Writing, when deconstructed, oftentimes has less to do with communication between person and person, but more of a conversation with different parts of the self. In 6 Months and Counting, Mark Tanui, a KamiLimu Cohort 6.0 mentee, writes a letter to a pre-KamiLimu version of himself in which he shares his realization that we are all different in the way we perceive the world, and how he is using this understanding as a guide to working in teams, re-igniting his teenage interests and finding a home, a family in KamiLimu.
“Above all else, experiencing KamiLimu may turn out to be the 6th wonder of our life. We’ll talk about the other five sometime later.”
Do you remember the 7th of August 2021? It marked the start of what has so far been a fruitful and amazing experience for us. 6 months later, and we regret nothing. I remember how we first came across ‘kamilimu.org’ written on someone’s bio on the bird app (Twitter). We may have been stalking them but they’ll never know. We found ourselves binging on all the content on KamiLimu’s website including reading almost all the project documentation for Cohort 5.0 mentees. Towards the end of our binge, we started asking the question, “How do we get accepted into the program?” Looking around, we found the answer on the applying page, read the eligibility criteria and knew that was it. We had been led onto a lifeline. We had to get in!
Did I mention that we followed all their socials? My bad. We did. More than any other, we liked their Medium Page the most. The articles, emotive. Some days later, having already signed up to the blog, obviously, a notification arrived in our inbox. ‘The KamiLimu Advantage,’ read the header. Muema, a cohort 5.0 mentee and the third KamiLimu Fellow, had just won the EC-Council University’s Cyber Challenge. We read his article five times, just to give a conservative estimate. That article acted as the blueprint for our application essays. With such a powerful reference, you know it already, we are now in KamiLimu, haha.
Mark, I would like to tell you how it’s been since we last spoke on Launch Day. I have been on a journey of self discovery. My long-held beliefs of truth have slowly been unraveling. Being around people from different universities, located in different parts of the country, with different ambitions and, more importantly, varying thought processes, is enabling me to appreciate differences more than I did before. Today, I no longer judge based solely on my experience but I let my experience with others inform me of what to adopt as truth. The acceptance of fluidity in the living of life is leading me to see the people in KamiLimu as family; KamiLimu is slowly becoming a home, a safe space.
I am learning that to do that which we believe adds value to the community and ourselves, I need to stop being afraid of the other side of failure; to be assured that trying is already half the journey. Do you remember when we were so afraid of failing at teamwork; all we wanted was to go it alone? When we thought that going fast was all that mattered, that we decided not to try it at all? Well, now I am convinced that teamwork does work. Teams have taught me patience, and attention to and accommodation of diversity in thought. I am gradually embracing working in groups, in school and at KamiLimu. Certainly, there are things that come into full view only when we slow down.
As the days go by, I am slowly turning into a version of Mark that you’d be equally surprised by and proud of. I am currently preparing to dive into the sea of cybersecurity. I know you must be wondering whether I mistyped. The sea of cybersecurity. Just before we left high school, do you remember us reading an article about cybersecurity and ethical hacking from one of the dailies in the library? Apparently, after joining the university, we got lost in other things, like networking, but KamiLimu has re-ignited the spark.
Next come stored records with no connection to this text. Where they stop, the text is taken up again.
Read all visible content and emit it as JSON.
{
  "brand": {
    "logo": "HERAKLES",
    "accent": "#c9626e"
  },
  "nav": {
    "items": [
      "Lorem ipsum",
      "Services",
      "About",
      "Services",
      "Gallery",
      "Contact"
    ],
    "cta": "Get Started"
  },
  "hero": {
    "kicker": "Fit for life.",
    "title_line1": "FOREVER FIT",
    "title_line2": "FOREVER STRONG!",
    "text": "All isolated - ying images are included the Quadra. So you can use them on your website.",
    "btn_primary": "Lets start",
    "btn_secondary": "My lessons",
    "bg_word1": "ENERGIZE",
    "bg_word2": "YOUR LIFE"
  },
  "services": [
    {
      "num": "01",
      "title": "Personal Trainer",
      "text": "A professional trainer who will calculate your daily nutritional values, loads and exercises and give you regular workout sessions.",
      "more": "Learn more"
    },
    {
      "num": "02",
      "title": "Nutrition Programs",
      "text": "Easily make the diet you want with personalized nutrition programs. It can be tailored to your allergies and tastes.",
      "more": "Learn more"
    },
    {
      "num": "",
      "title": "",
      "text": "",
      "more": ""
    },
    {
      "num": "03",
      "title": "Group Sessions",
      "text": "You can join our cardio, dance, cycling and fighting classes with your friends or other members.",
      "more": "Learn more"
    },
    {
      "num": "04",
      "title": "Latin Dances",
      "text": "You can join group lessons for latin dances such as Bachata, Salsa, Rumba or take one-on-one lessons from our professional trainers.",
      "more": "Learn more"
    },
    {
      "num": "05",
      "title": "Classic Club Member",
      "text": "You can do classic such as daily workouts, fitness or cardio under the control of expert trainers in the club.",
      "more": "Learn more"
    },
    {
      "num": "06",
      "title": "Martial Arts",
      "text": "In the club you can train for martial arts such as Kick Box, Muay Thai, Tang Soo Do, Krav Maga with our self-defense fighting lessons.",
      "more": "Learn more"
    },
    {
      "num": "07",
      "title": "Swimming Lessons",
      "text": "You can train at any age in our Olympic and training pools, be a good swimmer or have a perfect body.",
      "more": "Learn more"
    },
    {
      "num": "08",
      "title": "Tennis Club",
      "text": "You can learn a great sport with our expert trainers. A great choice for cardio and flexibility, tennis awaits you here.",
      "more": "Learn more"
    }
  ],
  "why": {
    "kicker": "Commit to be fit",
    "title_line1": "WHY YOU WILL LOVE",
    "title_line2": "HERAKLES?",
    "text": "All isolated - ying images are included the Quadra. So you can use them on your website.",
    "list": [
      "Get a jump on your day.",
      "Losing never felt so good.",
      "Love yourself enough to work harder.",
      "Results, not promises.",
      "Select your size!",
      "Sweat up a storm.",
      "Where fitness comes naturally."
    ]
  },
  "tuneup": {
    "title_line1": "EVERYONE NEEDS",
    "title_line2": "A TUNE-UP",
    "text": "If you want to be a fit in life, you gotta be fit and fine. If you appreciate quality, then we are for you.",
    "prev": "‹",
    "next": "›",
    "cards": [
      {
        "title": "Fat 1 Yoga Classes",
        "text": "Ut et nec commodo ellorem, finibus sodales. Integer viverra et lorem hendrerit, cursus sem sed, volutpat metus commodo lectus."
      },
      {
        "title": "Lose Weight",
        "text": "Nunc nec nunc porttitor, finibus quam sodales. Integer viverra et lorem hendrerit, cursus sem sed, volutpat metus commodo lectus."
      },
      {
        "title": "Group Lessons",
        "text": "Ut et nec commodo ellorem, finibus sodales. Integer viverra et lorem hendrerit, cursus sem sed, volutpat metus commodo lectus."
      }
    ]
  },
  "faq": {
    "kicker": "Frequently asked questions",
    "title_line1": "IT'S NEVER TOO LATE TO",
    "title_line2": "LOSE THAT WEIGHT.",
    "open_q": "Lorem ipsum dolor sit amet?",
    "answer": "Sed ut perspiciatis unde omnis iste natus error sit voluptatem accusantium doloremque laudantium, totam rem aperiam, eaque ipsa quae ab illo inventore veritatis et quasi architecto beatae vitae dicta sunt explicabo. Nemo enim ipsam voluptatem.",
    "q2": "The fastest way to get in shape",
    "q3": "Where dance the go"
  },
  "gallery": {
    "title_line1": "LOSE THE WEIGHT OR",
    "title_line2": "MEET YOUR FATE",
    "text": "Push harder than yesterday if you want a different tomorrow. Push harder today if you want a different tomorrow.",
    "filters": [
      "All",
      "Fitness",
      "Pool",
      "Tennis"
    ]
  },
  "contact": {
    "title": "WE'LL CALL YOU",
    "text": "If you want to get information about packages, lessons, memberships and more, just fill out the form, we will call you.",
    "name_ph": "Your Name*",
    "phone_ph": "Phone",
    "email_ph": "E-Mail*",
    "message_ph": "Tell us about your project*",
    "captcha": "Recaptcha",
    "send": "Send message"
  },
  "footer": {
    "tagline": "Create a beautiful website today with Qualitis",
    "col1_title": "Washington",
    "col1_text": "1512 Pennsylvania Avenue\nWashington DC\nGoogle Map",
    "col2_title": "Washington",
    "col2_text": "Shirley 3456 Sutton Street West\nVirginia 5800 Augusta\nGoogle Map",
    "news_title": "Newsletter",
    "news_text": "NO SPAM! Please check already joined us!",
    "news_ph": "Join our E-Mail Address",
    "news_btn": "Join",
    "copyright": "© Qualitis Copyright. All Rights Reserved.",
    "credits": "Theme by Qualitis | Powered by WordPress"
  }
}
Thanks to Matthew, my track mentor, I am currently finding my niche in the space and learning all I can. In order to fast track my learning curve, I have enrolled in a Penetration Testing course by Offensive Security. After completing the curriculum, I hope to have gained enough skill to qualify as a penetration tester with an ability to perform simulated cyberattacks on computer systems and networks. Not in malevolence, of course, but to identify security vulnerabilities and weaknesses before malicious hackers have the chance to exploit them. I also hope to do a successful social engineering attack and write about it, to help defend against them.
Mark, I’ll be in touch in a few months.